Como madre de tres hijos, sabía lo que era el agotamiento. Pero esto era diferente. El tipo de fatiga que me hacía sentir como si estuviera caminando sobre cemento. Luego vinieron las migrañas: agudas, implacables y, finalmente, cegadoras. Empecé a perder el equilibrio. Perdí la capacidad de leer. No podía concentrarme.
Pero seguí adelante. Eso es lo que hacen las madres, ¿no?
No tenía idea de que lo que estaba afrontando no era solo un agotamiento posparto o un caos hormonal, sino un problema cerebral congénito que había moldeado silenciosamente mi vida entera.
Y por si fuera poco, el impacto en mi cuerpo desencadenó una cascada de problemas autoinmunes, de esos que no desaparecen ni son fáciles de explicar. Es como si, una vez que mi sistema se rompió, se abriera de par en par. Ahora estaba librando batallas en múltiples frentes.
El lento colapso de todo
Todos mis embarazos habían ido bien en teoría. Bebés sanos, epidurales, la recuperación habitual. Pero con el tercero, algo cambió. Estaba más agotada que nunca.
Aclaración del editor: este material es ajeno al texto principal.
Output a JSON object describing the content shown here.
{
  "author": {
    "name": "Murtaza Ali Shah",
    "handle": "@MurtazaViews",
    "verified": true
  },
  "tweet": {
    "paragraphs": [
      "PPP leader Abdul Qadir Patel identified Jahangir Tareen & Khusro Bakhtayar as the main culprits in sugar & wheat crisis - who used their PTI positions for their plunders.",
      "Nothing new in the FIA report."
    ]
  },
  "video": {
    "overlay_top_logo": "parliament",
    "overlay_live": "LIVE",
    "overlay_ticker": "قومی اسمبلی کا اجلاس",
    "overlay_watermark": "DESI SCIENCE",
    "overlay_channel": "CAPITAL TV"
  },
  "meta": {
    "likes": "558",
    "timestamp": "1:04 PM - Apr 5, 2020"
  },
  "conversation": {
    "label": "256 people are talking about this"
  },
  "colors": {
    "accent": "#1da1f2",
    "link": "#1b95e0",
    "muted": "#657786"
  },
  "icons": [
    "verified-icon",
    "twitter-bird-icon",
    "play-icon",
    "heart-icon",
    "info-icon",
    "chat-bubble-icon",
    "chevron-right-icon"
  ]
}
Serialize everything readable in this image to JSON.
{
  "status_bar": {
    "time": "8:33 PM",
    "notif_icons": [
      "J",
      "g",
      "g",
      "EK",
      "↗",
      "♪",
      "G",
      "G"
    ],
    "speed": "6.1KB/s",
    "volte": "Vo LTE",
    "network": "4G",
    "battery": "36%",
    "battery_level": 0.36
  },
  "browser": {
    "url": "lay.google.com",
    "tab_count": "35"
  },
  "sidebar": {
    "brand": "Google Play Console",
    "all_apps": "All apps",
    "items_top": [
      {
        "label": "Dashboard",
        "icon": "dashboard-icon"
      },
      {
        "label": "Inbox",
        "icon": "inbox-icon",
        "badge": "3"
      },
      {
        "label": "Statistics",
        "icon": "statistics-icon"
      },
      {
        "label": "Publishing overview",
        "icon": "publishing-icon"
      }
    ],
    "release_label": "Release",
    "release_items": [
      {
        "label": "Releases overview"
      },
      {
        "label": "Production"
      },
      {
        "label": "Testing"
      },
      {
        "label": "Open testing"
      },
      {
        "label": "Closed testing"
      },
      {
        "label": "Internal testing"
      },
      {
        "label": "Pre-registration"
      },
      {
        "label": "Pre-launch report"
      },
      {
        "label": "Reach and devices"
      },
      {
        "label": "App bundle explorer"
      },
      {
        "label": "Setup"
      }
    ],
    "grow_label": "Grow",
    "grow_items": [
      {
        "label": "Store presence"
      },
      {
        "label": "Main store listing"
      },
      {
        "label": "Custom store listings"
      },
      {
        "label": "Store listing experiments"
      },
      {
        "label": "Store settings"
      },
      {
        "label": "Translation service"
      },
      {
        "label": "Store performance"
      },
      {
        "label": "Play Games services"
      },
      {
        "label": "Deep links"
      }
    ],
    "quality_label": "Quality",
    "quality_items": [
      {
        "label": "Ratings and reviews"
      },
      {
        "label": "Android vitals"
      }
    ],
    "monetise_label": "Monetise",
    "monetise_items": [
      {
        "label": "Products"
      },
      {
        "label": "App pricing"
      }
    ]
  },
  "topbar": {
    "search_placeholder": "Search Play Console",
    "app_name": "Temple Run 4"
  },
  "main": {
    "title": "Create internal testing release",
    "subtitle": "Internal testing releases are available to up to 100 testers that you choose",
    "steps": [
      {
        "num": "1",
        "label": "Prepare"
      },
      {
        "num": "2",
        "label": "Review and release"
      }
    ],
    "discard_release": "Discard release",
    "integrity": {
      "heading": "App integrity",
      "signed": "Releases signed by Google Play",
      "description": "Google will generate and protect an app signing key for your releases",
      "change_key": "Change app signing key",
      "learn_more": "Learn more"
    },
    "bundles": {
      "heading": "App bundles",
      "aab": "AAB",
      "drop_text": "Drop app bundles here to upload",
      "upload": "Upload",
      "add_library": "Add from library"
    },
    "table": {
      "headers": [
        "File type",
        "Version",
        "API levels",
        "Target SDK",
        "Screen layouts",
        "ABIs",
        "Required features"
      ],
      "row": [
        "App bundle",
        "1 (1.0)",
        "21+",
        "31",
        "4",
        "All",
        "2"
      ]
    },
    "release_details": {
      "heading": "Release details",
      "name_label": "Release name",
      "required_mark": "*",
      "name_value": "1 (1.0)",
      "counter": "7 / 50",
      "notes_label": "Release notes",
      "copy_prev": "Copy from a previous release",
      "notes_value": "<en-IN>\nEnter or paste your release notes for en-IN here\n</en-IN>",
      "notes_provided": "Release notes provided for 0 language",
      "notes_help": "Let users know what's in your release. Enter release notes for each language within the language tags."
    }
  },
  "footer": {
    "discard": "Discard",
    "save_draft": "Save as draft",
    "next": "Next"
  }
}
No sucedió de golpe. Ese es el problema: cuando tu salud se deteriora poco a poco, no viene con luces intermitentes ni sirenas. Se infiltra. Estaba agotada, sí, pero tenía tres hijos. Tenía migrañas, sí, pero pensaba que eran solo hormonales. Seguí adelante: almuerzos escolares, lavar, trabajar, cuentos para dormir, una y otra vez. Me dije a mí misma que así era la maternidad.
'A pesar de todo, mi marido, el hombre con el que estuve durante 20 años, se alejó aún más'
Los síntomas aumentaron tan gradualmente que no vi el borde del precipicio hasta que ya lo había superado.
Después de mi tercer hijo, los síntomas siguieron aumentando: migrañas ópticas, prismas centelleantes ante mis ojos y extraños puntos ciegos visuales. Finalmente, no pude leer. Las palabras estaban ahí, pero mi cerebro no podía entenderlas.
Y entonces, un día, me subí al coche —algo que había hecho miles de veces— y me di cuenta de que no podía conducir. Tenía las manos en el volante, pero no tenía fuerza ni control. Sentía las extremidades desconectadas del cerebro. Fue como si mi cuerpo finalmente hubiera decidido basta. Me detuve, temblando, aterrorizado. En ese instante supe que algo iba muy, muy mal.
Llamé a mi madre. Tenía que venir a buscarme.
Esa fue la última vez que conduje durante casi tres años.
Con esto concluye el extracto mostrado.